Robin laughed. He had the oddest sense of not being himself. “You and Finch have been quite thorough.” The delicate chain raised another question, a harder one. “How did she come to be alone in that street?”

“Ah,” said Wenlocke. “That is where Bolton comes into the story. You must tell me if you are ready to hear more.”

“As long as Bolton is not my father,” Robin said.

“He is a cousin of your father’s, much the way Henry Marchmont is Andrew’s cousin, a male relative with a claim on entailed lands and titles if there is no other legitimate male heir. I suspect Bolton got his start in the property recovery business by going after your father’s property.”

“How?” Robin owed it to his mother to ask.

“What we know is that Bolton slandered your mother, and apparently that slander provoked your father to challenge Bolton to a duel. There were witnesses who swore that your father was the challenger.” Wenlocke paused. “Bolton killed him. Your mother fled with you. Her relations were abroad, so we do not know with whom she sought shelter.”

“Are you saying my father had a title?”

“He was John Egerton St. Albans, Sixth Baron Somerton of Ashbury Park. You are his son.”

Robin sprang to his feet. Wenlocke’s story overturned everything he believed about himself. “What if I just want to be Jones, a detective, not some idle lordling with a minor title thinking he’s grander than his fellow Londoners?”

Wenlocke’s dark brows quirked upward. He spoke in a decidedly dry tone. “That could be construed as a particularly offensive remark, if one were inclined to take offense. You are not required to assume the title. It could simply lapse. That is a matter for the Lords’ Committee on Privileges. But if you claim the title and properties, you remove them from Bolton’s control.”

A sharp rap on the study door interrupted the conversation.

“Come,” Wenlocke called.

His butler entered and handed Wenlocke an express. He tore it open and read, his face grim.

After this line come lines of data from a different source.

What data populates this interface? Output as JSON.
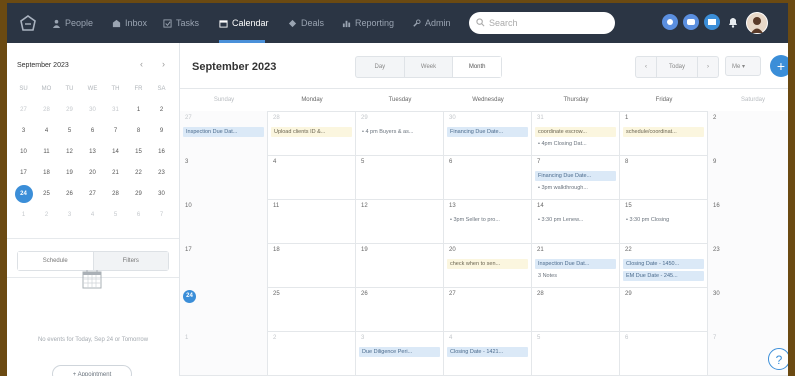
{
  "nav": {
    "items": [
      {
        "label": "People",
        "icon": "people-icon"
      },
      {
        "label": "Inbox",
        "icon": "inbox-icon"
      },
      {
        "label": "Tasks",
        "icon": "tasks-icon"
      },
      {
        "label": "Calendar",
        "icon": "calendar-icon"
      },
      {
        "label": "Deals",
        "icon": "deals-icon"
      },
      {
        "label": "Reporting",
        "icon": "reporting-icon"
      },
      {
        "label": "Admin",
        "icon": "admin-icon"
      }
    ],
    "active": "Calendar",
    "search_placeholder": "Search",
    "colors": {
      "bar": "#2b3544",
      "accent": "#3b8ed8"
    }
  },
  "sidebar": {
    "month_title": "September 2023",
    "dow": [
      "SU",
      "MO",
      "TU",
      "WE",
      "TH",
      "FR",
      "SA"
    ],
    "weeks": [
      [
        "27",
        "28",
        "29",
        "30",
        "31",
        "1",
        "2"
      ],
      [
        "3",
        "4",
        "5",
        "6",
        "7",
        "8",
        "9"
      ],
      [
        "10",
        "11",
        "12",
        "13",
        "14",
        "15",
        "16"
      ],
      [
        "17",
        "18",
        "19",
        "20",
        "21",
        "22",
        "23"
      ],
      [
        "24",
        "25",
        "26",
        "27",
        "28",
        "29",
        "30"
      ],
      [
        "1",
        "2",
        "3",
        "4",
        "5",
        "6",
        "7"
      ]
    ],
    "today": "24",
    "tabs": [
      "Schedule",
      "Filters"
    ],
    "empty_text": "No events for Today, Sep 24 or Tomorrow",
    "appointment_button": "+ Appointment"
  },
  "main": {
    "title": "September 2023",
    "views": [
      "Day",
      "Week",
      "Month"
    ],
    "today_button": "Today",
    "filter_label": "Me",
    "add_button": "+",
    "help_button": "?",
    "dow": [
      "Sunday",
      "Monday",
      "Tuesday",
      "Wednesday",
      "Thursday",
      "Friday",
      "Saturday"
    ],
    "weeks": [
      {
        "days": [
          {
            "num": "27",
            "muted": true,
            "events": [
              {
                "text": "Inspection Due Dat...",
                "style": "blue"
              }
            ]
          },
          {
            "num": "28",
            "muted": true,
            "events": [
              {
                "text": "Upload clients ID &...",
                "style": "yellow"
              }
            ]
          },
          {
            "num": "29",
            "muted": true,
            "events": [
              {
                "text": "• 4 pm Buyers & as...",
                "style": "plain"
              }
            ]
          },
          {
            "num": "30",
            "muted": true,
            "events": [
              {
                "text": "Financing Due Date...",
                "style": "blue"
              }
            ]
          },
          {
            "num": "31",
            "muted": true,
            "events": [
              {
                "text": "coordinate escrow...",
                "style": "yellow"
              },
              {
                "text": "• 4pm Closing Dat...",
                "style": "plain"
              }
            ]
          },
          {
            "num": "1",
            "events": [
              {
                "text": "schedule/coordinat...",
                "style": "yellow"
              }
            ]
          },
          {
            "num": "2",
            "events": []
          }
        ]
      },
      {
        "days": [
          {
            "num": "3",
            "events": []
          },
          {
            "num": "4",
            "events": []
          },
          {
            "num": "5",
            "events": []
          },
          {
            "num": "6",
            "events": []
          },
          {
            "num": "7",
            "events": [
              {
                "text": "Financing Due Date...",
                "style": "blue"
              },
              {
                "text": "• 3pm walkthrough...",
                "style": "plain"
              }
            ]
          },
          {
            "num": "8",
            "events": []
          },
          {
            "num": "9",
            "events": []
          }
        ]
      },
      {
        "days": [
          {
            "num": "10",
            "events": []
          },
          {
            "num": "11",
            "events": []
          },
          {
            "num": "12",
            "events": []
          },
          {
            "num": "13",
            "events": [
              {
                "text": "• 3pm Seller to pro...",
                "style": "plain"
              }
            ]
          },
          {
            "num": "14",
            "events": [
              {
                "text": "• 3:30 pm Lenew...",
                "style": "plain"
              }
            ]
          },
          {
            "num": "15",
            "events": [
              {
                "text": "• 3:30 pm Closing",
                "style": "plain"
              }
            ]
          },
          {
            "num": "16",
            "events": []
          }
        ]
      },
      {
        "days": [
          {
            "num": "17",
            "events": []
          },
          {
            "num": "18",
            "events": []
          },
          {
            "num": "19",
            "events": []
          },
          {
            "num": "20",
            "events": [
              {
                "text": "check when to sen...",
                "style": "yellow"
              }
            ]
          },
          {
            "num": "21",
            "events": [
              {
                "text": "Inspection Due Dat...",
                "style": "blue"
              },
              {
                "text": "3 Notes",
                "style": "plain"
              }
            ]
          },
          {
            "num": "22",
            "events": [
              {
                "text": "Closing Date - 1450...",
                "style": "blue"
              },
              {
                "text": "EM Due Date - 245...",
                "style": "blue"
              }
            ]
          },
          {
            "num": "23",
            "events": []
          }
        ]
      },
      {
        "days": [
          {
            "num": "24",
            "today": true,
            "events": []
          },
          {
            "num": "25",
            "events": []
          },
          {
            "num": "26",
            "events": []
          },
          {
            "num": "27",
            "events": []
          },
          {
            "num": "28",
            "events": []
          },
          {
            "num": "29",
            "events": []
          },
          {
            "num": "30",
            "events": []
          }
        ]
      },
      {
        "days": [
          {
            "num": "1",
            "muted": true,
            "events": []
          },
          {
            "num": "2",
            "muted": true,
            "events": []
          },
          {
            "num": "3",
            "muted": true,
            "events": [
              {
                "text": "Due Diligence Peri...",
                "style": "blue"
              }
            ]
          },
          {
            "num": "4",
            "muted": true,
            "events": [
              {
                "text": "Closing Date - 1421...",
                "style": "blue"
              }
            ]
          },
          {
            "num": "5",
            "muted": true,
            "events": []
          },
          {
            "num": "6",
            "muted": true,
            "events": []
          },
          {
            "num": "7",
            "muted": true,
            "events": []
          }
        ]
      }
    ]
  }
}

“Tell me,” Robin demanded.

“Disturbing news. Bolton never made it to Leman Street. Apparently, he had more hired fists waiting. The real constables from H Division have been found drugged and bound in a room at the Town of Ramsgate pub. Bolton’s gone.”

“Phoebe.” All thoughts of sleep fled. Robin was out of the chair. “I’m going to Marchmont House.”

“I’ll come with you,” Wenlocke said.